In any event, after a short pause, my father’s acquisitions continued in 1973 and 1974 with the purchase of radio stations in Portland, OR, Eden Prairie, MN, and a TV station in Birmingham, AL. In a special feature, NBC Radio’s Monitor program reported that Park Broadcasting, Inc., “operates eighteen radio and television stations, the largest broadcast group wholly owned by one man.” The group covered nine cities in six different states. In 1975 and 1976, he bought more radio stations in Seattle, WA, and Syracuse, NY.
Through all of these purchases, my father had a nose for profitable properties. As reported in the July 25, 1977 issue of Business Week, His country music radio station in Yankton, South Dakota, for example, might seem too small for the owner of seven costly TV stations to bother with, but it reaches five populous farm states with radio’s strongest daytime signal. Park recalls adding his first FM stations in the mid-1960’s even though profits then were almost nonexistent. “I carried them along because I knew they were going to make it sooner or later,” he said.3 Cecil L. Richards, a broker in Falls Church, VA, confirmed that the two Virginia TV stations my father bought at an average of $6 million were each worth in excess of $10 million by 1977.
Along the way, my father was also asked if he thought about investing in cable. He said cable was not his style. “It’s highly capital-intensive, and it’s going to wind up in the hands of a few large companies,” he said. He was right. At the time he also said the problem with the cable networks and the independent stations was that they failed to cover local news. His stations took pains to cover things such as the local Rotary Club and high school football games. “It may not be CBS Sports,” he said, “but if your kid is playing, you’re going to watch it.”
As Pops was nearing his legal ownership limit of twenty-one broadcasting stations, seven each of television, AM and FM radio stations, he realized that at this time, in order to continue to grow, he would have to move to other media acquisitions. As reported in the Winston-Salem Journal, “Like Alexander the Great, he had run out of worlds to conquer. But instead of sitting down to weep, he did what he said he had wanted to do at the beginning.

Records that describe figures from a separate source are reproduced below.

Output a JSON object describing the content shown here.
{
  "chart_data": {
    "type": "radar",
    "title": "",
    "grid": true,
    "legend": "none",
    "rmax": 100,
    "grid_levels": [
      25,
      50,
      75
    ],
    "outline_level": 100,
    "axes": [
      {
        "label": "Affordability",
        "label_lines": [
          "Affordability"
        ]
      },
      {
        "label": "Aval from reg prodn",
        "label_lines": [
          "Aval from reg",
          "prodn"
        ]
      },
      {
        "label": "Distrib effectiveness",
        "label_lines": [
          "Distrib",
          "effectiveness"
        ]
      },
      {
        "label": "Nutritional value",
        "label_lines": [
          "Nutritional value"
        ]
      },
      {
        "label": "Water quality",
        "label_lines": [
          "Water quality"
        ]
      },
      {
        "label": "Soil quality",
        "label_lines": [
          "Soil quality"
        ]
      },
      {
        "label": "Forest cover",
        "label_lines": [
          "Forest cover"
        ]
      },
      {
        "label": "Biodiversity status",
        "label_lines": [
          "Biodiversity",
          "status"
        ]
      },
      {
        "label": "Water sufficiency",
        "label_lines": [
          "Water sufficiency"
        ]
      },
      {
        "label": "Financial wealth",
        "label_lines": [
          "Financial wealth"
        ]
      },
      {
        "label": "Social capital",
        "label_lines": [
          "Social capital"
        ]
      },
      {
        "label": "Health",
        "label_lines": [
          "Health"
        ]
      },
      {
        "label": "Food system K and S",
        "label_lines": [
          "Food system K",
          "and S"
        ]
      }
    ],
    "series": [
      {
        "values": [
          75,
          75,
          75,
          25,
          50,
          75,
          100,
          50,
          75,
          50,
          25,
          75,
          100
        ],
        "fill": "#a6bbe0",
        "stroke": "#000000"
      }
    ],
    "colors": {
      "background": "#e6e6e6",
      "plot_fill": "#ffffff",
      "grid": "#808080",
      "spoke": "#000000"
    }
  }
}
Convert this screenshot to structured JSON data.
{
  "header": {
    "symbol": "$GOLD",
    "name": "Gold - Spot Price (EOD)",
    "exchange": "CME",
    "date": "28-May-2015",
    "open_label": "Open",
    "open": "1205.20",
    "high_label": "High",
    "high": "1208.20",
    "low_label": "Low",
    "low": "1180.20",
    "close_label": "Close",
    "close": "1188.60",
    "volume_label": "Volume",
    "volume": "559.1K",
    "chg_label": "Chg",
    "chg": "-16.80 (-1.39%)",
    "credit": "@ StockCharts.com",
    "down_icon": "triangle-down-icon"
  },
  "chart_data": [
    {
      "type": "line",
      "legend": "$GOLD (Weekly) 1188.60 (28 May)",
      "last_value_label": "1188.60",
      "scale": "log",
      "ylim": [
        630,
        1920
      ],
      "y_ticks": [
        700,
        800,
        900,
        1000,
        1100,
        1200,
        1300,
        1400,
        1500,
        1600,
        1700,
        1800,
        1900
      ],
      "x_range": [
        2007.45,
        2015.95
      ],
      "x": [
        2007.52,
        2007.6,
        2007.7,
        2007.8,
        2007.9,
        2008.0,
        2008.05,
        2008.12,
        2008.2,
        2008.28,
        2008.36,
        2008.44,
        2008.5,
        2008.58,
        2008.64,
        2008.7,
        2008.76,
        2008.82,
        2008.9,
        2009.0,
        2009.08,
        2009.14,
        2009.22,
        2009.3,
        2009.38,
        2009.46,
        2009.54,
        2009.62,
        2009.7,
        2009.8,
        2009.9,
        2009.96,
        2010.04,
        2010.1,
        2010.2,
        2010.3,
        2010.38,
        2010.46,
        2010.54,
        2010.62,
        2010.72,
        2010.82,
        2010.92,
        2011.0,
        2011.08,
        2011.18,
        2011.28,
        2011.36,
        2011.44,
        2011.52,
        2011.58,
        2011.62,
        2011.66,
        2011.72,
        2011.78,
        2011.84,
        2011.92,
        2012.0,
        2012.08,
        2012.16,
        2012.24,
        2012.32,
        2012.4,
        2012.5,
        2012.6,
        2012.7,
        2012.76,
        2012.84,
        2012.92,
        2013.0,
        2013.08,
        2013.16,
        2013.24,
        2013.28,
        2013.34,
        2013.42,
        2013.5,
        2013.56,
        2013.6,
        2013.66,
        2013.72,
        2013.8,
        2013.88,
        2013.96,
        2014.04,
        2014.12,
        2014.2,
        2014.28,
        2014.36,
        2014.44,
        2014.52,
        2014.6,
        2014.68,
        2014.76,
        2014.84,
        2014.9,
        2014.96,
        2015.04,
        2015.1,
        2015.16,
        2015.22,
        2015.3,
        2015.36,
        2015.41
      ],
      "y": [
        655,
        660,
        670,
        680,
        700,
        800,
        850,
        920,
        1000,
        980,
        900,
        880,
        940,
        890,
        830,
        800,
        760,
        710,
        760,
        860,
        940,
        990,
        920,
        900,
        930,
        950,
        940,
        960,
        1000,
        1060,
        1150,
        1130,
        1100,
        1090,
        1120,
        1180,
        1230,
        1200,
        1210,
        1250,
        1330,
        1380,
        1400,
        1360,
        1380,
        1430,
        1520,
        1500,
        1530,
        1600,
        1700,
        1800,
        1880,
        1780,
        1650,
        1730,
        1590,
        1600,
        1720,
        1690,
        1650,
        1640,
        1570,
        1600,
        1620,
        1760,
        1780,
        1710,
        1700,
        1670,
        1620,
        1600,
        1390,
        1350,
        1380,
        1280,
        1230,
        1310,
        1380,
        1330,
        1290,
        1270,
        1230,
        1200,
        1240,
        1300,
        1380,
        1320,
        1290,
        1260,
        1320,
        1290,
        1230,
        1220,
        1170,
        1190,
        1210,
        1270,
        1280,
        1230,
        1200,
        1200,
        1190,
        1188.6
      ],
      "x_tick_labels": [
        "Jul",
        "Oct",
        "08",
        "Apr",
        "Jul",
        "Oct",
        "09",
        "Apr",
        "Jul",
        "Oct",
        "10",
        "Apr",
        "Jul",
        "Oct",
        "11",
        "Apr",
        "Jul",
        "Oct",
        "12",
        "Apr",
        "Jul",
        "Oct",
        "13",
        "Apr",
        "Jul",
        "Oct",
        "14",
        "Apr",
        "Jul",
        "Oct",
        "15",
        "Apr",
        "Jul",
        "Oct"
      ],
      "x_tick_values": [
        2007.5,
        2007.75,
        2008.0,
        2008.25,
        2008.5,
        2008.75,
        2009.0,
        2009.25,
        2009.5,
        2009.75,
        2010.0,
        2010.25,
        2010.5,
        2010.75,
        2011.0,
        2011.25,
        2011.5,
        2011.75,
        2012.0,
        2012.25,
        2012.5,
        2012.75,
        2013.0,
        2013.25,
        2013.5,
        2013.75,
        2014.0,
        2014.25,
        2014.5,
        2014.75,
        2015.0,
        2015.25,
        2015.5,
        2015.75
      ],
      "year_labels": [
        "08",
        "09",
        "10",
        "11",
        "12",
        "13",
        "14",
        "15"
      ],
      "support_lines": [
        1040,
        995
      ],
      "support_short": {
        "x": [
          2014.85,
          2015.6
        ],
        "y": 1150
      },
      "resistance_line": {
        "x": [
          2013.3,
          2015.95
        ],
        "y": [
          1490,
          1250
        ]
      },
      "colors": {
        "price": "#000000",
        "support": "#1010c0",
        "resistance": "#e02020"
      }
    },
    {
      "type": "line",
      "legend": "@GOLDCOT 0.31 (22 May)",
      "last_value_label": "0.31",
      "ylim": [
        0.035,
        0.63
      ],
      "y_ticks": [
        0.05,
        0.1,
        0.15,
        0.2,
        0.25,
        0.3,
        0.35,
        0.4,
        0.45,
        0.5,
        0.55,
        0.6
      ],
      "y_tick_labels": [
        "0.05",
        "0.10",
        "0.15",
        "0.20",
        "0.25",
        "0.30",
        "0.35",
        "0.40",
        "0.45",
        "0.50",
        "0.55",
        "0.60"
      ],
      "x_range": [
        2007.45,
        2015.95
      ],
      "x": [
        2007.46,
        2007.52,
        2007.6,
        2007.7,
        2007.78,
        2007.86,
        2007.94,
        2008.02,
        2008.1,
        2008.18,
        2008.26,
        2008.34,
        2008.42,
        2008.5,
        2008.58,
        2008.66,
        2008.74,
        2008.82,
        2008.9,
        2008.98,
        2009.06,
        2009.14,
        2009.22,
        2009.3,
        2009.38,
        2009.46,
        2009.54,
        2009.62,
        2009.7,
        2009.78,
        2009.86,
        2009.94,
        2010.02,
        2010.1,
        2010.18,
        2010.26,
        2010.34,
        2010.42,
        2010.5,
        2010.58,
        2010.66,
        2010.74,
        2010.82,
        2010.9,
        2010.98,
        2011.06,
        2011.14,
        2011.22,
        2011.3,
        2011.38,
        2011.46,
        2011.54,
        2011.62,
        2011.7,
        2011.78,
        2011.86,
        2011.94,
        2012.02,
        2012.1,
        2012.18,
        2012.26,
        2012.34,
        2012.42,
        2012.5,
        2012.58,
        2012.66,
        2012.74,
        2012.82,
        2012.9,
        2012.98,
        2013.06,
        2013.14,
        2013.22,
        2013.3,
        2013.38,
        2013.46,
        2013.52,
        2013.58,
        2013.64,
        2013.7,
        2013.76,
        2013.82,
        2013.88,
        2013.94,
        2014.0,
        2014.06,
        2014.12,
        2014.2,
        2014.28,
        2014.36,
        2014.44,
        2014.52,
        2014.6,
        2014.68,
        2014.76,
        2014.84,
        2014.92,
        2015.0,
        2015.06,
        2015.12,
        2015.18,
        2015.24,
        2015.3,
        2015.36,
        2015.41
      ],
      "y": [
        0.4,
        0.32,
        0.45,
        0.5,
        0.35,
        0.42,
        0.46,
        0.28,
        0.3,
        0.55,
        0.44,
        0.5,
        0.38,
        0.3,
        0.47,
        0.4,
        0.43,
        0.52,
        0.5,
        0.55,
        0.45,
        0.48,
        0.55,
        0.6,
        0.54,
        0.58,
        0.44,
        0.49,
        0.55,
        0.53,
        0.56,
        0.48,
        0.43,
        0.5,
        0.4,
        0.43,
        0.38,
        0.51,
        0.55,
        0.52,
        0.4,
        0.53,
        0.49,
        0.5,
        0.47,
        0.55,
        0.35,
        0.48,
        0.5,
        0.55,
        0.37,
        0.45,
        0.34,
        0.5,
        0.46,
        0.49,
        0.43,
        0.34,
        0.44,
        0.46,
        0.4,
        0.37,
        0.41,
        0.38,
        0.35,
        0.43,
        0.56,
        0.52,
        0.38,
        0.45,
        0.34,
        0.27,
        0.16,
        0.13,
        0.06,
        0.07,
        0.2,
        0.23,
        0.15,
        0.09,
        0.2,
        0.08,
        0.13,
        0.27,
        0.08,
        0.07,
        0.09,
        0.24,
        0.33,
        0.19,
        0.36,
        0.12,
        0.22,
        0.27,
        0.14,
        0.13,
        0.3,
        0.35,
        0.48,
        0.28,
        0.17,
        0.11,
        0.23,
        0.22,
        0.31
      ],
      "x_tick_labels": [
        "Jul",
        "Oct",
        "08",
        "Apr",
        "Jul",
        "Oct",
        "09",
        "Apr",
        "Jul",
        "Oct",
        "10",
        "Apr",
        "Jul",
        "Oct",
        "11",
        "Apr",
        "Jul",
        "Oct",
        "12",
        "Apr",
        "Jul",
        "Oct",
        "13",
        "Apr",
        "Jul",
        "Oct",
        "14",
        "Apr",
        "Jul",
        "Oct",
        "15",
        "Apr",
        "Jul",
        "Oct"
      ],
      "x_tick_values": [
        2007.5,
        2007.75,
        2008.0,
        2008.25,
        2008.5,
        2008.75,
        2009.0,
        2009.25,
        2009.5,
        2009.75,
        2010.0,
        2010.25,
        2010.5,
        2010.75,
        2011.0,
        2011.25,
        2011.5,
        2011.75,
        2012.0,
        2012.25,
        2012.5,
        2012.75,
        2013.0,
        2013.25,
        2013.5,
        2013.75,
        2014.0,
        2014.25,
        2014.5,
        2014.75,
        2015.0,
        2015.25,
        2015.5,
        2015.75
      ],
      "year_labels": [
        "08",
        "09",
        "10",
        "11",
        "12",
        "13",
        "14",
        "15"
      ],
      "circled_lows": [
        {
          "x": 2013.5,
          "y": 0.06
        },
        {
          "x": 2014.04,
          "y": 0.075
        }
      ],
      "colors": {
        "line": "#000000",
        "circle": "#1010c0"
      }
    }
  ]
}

He bought his first newspaper at the age of 62—41 years after his college paper and AP days.” While he was still buying broadcasting stations, he entered the newspaper field in 1972, and by 1977, he owned forty newspapers in nine states. They comprised one-third of his wealth. His media acquisitions through the years are far too complex to follow in the pages of this book. He moved through radio, television, outdoor advertising, and, finally, newspapers. His holdings are summarized in Appendix B, Building a Media Empire.
In an interview with Virgil Gaither in the August 22, 1979, is
sue of the Tulsa Tribune, my father expressed his desire to get into the newspaper business, and why he started with broadcasting: I developed some trade publications [right after leaving the Associated Press], and always wanted to get into the [newspaper] business. When I could, I got the television business because at the time—back in the 1960s—I thought the newspaper business was a dying business.
I picked a market area and over a period of time bought television stations in North Carolina, Tennessee, Virginia and Alabama. I also built a station in Utica, New York, but it is helpful if you can buy in one general area because you keep up with the economics and politics of the region. When I got into radio, I had to buy where stations were available. I have stations in Seattle, Portland, Minneapolis, Syracuse, South Dakota, Greenville, Chattanooga and Richmond.
After we generated some cash, I moved over to my first love and bought newspapers.4 That is the subject of a later chapter.